Rule of Law

Federal appeals court tosses Democrats’ emoluments clause lawsuit against Trump

A federal appeals court on Friday tossed a lawsuit brought by Democratic lawmakers alleging that President Trump’s overseas business dealings violate the Constitution’s anti-corruption emoluments clauses.

The US Court of Appeals in Washington, DC said a group of more than 200 Democratic lawmakers lacked legal standing to even bring the case in the first place.

Trump hailed the decision, calling the lawsuit “another phony case,” as he prepared to board Marine One for the first leg of a trip to a community college in Charlotte to speak at the North Carolina Opportunity Now Summit.

“This is the DC Circuit and we just won the big emoluments case. I think it was a unanimous decision. This was brought by Nancy Pelosi and her group,” the president said.

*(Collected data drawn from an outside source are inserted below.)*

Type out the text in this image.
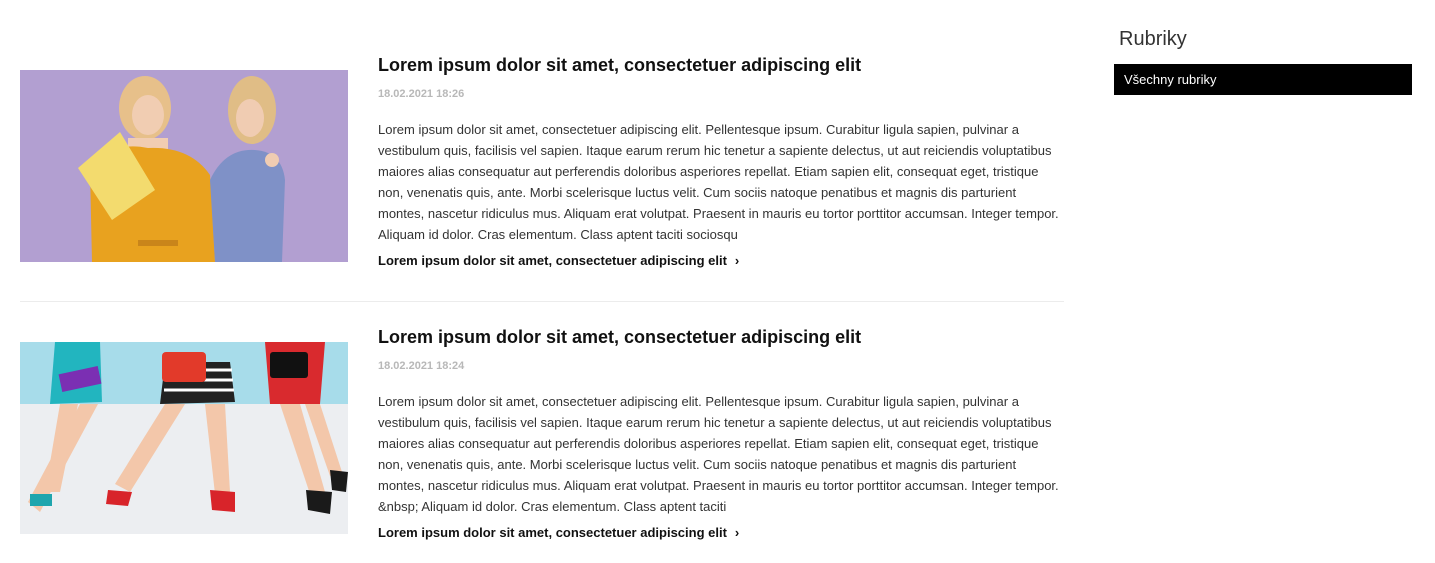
Lorem ipsum dolor sit amet, consectetuer adipiscing elit
18.02.2021 18:26
Lorem ipsum dolor sit amet, consectetuer adipiscing elit. Pellentesque ipsum. Curabitur ligula sapien, pulvinar a vestibulum quis, facilisis vel sapien. Itaque earum rerum hic tenetur a sapiente delectus, ut aut reiciendis voluptatibus maiores alias consequatur aut perferendis doloribus asperiores repellat. Etiam sapien elit, consequat eget, tristique non, venenatis quis, ante. Morbi scelerisque luctus velit. Cum sociis natoque penatibus et magnis dis parturient montes, nascetur ridiculus mus. Aliquam erat volutpat. Praesent in mauris eu tortor porttitor accumsan. Integer tempor. Aliquam id dolor. Cras elementum. Class aptent taciti sociosqu
Lorem ipsum dolor sit amet, consectetuer adipiscing elit ›
Lorem ipsum dolor sit amet, consectetuer adipiscing elit
18.02.2021 18:24
Lorem ipsum dolor sit amet, consectetuer adipiscing elit. Pellentesque ipsum. Curabitur ligula sapien, pulvinar a vestibulum quis, facilisis vel sapien. Itaque earum rerum hic tenetur a sapiente delectus, ut aut reiciendis voluptatibus maiores alias consequatur aut perferendis doloribus asperiores repellat. Etiam sapien elit, consequat eget, tristique non, venenatis quis, ante. Morbi scelerisque luctus velit. Cum sociis natoque penatibus et magnis dis parturient montes, nascetur ridiculus mus. Aliquam erat volutpat. Praesent in mauris eu tortor porttitor accumsan. Integer tempor. &nbsp; Aliquam id dolor. Cras elementum. Class aptent taciti
Lorem ipsum dolor sit amet, consectetuer adipiscing elit ›
Rubriky
Všechny rubriky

“Just came out a few minutes ago, so I’ll be read it on the helicopter but it was a total win. This was brought by 230 Democrats in Congress on emoluments. it was another phony case. We won it unanimously.”

The suit was filed in 2017 by congressional Democrats, and was one of a trio of cases against Trump over the rarely tested emoluments clauses, which bar presidents from taking gifts or payments from foreign or state governments.

The Democrats charged that the president was illegally profiting from his hotels — especially the Trump International in DC, where many foreign governments have booked pricey events —  golf clubs and other businesses, where foreign governments have spent freely since his election in what the plaintiffs called efforts to curry favor with Team Trump.

The lawmakers couldn’t claim to represent the full House and Senate because the group didn’t include a majority from either chamber, a three-judge panel on the appellate court ruled, The Wall Street Journal reported.

The Democrats charged that Trump couldn’t accept emoluments — things of value — from foreign governments without Congressional approval.

Attorney Elizabeth Wydra speaks at a press conference regarding a lawsuit filed against Trump for violating the emoluments clause
Attorney Elizabeth Wydra speaks at a press conference regarding a lawsuit filed against Trump for violating the emoluments clause Getty Images

The Justice Department argued the lawsuit was bogus and that Trump’s share of the profits didn’t count as an illegal emolument.

Friday’s decision reversed a trial judge who had let the Democrats’ lawsuit to proceed.